According to the present invention, it has been shown that aggregation due to the reaction is suppressed, and an efficient method for producing a cellulose derivative having an excellent alkylation selectivity is provided.
The method for producing a cellulose derivative of the present invention can be suitably used as an efficient method for producing a cellulose derivative, which is expected to be applied to various uses.

Claims (10)

It has a step of reacting hydroxyalkyl cellulose with alkyl glycidyl ether in the presence of a basic compound in a solvent.

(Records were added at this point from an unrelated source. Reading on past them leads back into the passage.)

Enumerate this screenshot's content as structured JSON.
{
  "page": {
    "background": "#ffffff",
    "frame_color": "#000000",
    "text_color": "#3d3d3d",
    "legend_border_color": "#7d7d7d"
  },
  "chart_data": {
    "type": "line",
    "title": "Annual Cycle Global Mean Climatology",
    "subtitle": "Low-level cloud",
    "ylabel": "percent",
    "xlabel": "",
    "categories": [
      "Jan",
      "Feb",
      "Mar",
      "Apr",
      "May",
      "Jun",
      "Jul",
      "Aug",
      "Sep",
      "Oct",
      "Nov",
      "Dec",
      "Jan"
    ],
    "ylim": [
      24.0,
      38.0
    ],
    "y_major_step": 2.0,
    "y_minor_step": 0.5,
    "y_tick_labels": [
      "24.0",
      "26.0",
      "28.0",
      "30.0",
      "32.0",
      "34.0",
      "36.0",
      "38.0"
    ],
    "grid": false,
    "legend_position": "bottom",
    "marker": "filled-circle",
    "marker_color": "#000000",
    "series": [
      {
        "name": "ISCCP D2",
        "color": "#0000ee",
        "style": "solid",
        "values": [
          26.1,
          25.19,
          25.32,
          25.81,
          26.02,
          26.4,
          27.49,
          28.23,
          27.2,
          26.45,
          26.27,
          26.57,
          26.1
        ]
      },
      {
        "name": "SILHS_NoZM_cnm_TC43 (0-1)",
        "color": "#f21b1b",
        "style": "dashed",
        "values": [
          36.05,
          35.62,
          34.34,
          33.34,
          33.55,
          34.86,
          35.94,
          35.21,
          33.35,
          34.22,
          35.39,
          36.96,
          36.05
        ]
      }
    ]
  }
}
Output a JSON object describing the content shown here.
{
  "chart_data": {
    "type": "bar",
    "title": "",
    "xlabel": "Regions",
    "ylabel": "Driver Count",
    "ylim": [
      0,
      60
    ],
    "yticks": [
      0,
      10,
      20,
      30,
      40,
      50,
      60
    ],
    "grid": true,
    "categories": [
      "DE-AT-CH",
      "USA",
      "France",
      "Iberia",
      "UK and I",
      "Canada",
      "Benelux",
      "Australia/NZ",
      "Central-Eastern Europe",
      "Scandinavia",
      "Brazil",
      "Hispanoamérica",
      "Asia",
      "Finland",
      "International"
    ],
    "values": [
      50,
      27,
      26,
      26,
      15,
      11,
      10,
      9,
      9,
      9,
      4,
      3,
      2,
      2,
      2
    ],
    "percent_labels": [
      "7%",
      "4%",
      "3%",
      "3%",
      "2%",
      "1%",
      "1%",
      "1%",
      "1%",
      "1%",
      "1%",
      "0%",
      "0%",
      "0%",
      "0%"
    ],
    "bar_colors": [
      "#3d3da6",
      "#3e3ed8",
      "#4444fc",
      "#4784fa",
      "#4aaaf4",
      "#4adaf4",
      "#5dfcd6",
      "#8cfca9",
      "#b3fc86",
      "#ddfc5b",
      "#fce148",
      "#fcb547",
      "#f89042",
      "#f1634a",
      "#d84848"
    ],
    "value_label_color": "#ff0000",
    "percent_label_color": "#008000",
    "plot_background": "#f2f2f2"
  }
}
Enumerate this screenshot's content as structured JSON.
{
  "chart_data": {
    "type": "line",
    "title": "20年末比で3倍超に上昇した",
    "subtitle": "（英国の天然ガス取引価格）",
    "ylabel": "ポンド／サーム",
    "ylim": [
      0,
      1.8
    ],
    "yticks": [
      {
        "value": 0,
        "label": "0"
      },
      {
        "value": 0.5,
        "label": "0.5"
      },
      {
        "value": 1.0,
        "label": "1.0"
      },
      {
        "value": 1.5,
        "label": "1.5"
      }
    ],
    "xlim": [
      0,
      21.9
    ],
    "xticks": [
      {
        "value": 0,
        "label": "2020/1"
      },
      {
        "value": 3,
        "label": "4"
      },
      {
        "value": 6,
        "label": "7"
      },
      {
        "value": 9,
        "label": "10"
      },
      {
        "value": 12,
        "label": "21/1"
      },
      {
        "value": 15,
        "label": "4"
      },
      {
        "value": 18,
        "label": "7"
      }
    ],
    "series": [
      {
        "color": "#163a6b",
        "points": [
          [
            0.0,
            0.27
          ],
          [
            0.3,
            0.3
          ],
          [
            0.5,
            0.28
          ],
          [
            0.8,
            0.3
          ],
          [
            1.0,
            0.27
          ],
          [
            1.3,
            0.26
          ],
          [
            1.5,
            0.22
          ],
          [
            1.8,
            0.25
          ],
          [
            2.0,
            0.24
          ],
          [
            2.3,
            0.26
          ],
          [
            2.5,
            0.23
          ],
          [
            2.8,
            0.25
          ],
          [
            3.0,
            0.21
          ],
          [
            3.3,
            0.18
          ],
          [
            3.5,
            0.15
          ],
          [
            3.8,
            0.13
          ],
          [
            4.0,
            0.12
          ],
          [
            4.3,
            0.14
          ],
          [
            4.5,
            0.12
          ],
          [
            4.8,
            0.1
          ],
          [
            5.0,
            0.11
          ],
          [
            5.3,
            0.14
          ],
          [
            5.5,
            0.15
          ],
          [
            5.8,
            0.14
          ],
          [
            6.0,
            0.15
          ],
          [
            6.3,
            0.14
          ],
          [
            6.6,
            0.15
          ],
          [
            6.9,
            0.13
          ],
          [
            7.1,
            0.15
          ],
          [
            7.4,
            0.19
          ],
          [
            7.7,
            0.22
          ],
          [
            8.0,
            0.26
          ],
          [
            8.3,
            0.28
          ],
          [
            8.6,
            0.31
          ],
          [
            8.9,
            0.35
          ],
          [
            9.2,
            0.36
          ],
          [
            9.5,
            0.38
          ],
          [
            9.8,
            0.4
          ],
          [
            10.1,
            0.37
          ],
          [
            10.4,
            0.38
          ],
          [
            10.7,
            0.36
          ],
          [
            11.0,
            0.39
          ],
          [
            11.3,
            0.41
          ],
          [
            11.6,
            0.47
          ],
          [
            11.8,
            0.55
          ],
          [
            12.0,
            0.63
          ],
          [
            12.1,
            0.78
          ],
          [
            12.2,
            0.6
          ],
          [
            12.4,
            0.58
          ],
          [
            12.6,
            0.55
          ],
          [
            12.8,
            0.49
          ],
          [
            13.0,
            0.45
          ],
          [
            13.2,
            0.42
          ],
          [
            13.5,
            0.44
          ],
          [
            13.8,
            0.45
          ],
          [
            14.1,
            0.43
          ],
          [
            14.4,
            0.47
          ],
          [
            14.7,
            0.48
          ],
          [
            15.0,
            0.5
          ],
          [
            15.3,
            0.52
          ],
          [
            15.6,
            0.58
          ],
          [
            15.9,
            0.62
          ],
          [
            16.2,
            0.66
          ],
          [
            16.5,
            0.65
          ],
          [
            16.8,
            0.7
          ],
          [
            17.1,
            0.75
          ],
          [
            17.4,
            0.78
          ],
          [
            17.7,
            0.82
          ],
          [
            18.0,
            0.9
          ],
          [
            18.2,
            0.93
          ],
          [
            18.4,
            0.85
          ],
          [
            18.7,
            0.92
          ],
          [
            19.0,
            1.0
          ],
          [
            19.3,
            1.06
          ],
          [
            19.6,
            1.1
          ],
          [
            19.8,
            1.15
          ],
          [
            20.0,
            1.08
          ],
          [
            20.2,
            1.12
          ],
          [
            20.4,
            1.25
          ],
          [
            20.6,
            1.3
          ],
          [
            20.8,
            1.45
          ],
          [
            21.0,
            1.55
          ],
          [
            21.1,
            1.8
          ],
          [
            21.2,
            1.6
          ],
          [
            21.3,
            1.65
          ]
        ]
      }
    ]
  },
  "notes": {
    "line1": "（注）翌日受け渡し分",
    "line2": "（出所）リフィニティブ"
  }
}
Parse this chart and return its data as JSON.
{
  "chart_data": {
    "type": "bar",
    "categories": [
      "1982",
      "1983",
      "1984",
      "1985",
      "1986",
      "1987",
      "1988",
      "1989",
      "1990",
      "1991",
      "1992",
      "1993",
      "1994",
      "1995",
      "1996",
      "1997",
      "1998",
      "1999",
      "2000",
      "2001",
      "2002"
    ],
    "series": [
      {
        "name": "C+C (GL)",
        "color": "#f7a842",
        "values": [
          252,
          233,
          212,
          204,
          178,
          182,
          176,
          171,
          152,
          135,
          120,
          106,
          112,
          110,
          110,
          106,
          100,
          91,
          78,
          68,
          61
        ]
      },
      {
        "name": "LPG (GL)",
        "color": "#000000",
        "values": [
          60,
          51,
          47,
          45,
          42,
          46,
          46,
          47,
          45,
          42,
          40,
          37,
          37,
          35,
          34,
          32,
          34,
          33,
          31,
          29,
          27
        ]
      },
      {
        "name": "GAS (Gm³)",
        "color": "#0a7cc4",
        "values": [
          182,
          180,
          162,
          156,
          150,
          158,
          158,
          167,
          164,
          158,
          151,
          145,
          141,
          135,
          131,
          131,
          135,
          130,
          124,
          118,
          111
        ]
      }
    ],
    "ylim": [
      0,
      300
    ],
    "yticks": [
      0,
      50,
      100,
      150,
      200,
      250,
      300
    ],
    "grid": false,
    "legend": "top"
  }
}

The solvent is a solvent having a solubility of the hydroxyalkyl cellulose at 20 ° C. of 0.7 or less.
Method for producing cellulose derivative. The method for producing a cellulose derivative according to claim 1, wherein the content of the hydroxyalkyl cellulose is 20% by mass or more based on the total mass of the solvent and the hydroxyalkyl cellulose. The method for producing a cellulose derivative according to claim 1 or 2, wherein the solvent is a mixed solvent of water and a lower alcohol. The method for producing a cellulose derivative according to claim 3, wherein the mass ratio of the lower alcohol to water (lower alcohol / water) is 3 or more and 10 or less. The method for producing a cellulose derivative according to any one of claims 1 to 4, wherein the hydroxyalkyl cellulose is hydroxyethyl cellulose. The method for producing a cellulose derivative according to any one of claims 1 to 5, wherein the solvent is a solvent having a solubility of the hydroxyalkyl cellulose at 20 ° C. of 0.1 or more and 0.65 or less. The method for producing a cellulose derivative according to any one of claims 1 to 6, wherein the alkyl glycidyl ether is an alkyl glycidyl ether having an alkyl group having 4 or more and 20 or less carbon atoms. The method for producing a cellulose derivative according to any one of claims 1 to 7, wherein the hydroxyalkyl cellulose has a weight average molecular weight of 10,000 or more and 1.5 million or less. The method for producing a cellulose derivative according to any one of claims 1 to 8, further comprising a step of reacting with a cationizing agent. It has a step of reacting hydroxyalkyl cellulose with alkyl glycidyl ether in the presence of a basic compound in a solvent to obtain an alkylated hydroxyalkyl cellulose.
The solvent is a solvent having a solubility of the hydroxyalkyl cellulose at 20 ° C. of 0.7 or less.
A method for improving the alkylation selectivity for hydroxyalkyl cellulose.